The comparison principle refers to the general concept that a subsolution to an elliptic equation stays below a supersolution of the same equation. It known to hold under a great generality of assumptions.

The comparison principle can also be understood as the fact that the difference between a subsolution and a supersolution satisfies the maximum principle. The uniqueness of the solution of the equation is an immediate consequence.

General statement

The two statements below correspond to the comparison principle for elliptic and parabolic equations with Dirichlet boundary conditions.

Other boundary conditions require appropriate modifications.

Elliptic case

We say that an elliptic equation $Iu=0$ satiesfies the comparison principle if the following statement is true.

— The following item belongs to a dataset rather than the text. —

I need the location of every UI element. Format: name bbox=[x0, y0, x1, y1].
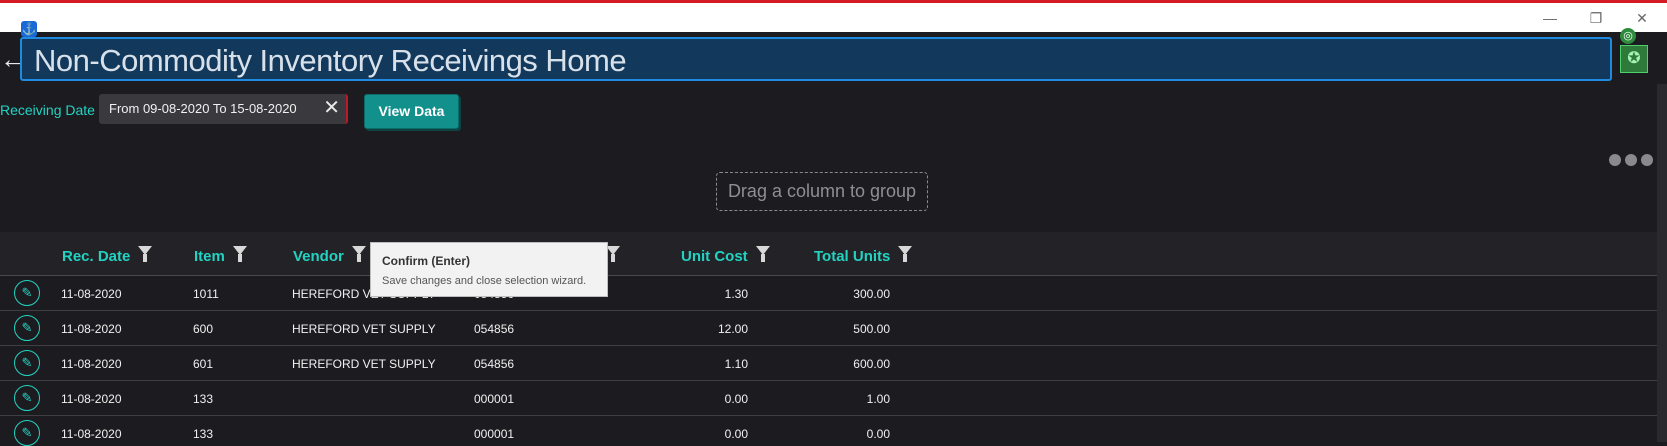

Given two functions $u : \R^n \to \R$ and $v : \R^n \to \R$ such that $Iu \geq 0$ and $Iv \leq 0$ in the viscosity sense in an open domain $\Omega$, and $u \leq v$ in $\R^n \setminus \Omega$, then $u \leq v$ in $\Omega$ as well.

Parabolic case

We say that a parabolic equation $u_t - Iu=0$ satiesfies the comparison principle if the following statement is true.

Given two functions $u : [0,T] \times \R^n \to \R$ and $v : [0,T] \times\R^n \to \R$ such that $Iu \geq 0$ and $Iv \leq 0$ in the viscosity sense in $(0,T] \times \Omega$, and $u \leq v$ in $(\{0\} \times \R^n) \cup ([0,T] \times (\R^n \setminus \Omega))$, then $u \leq v$ in $[0,T] \times \Omega$ as well.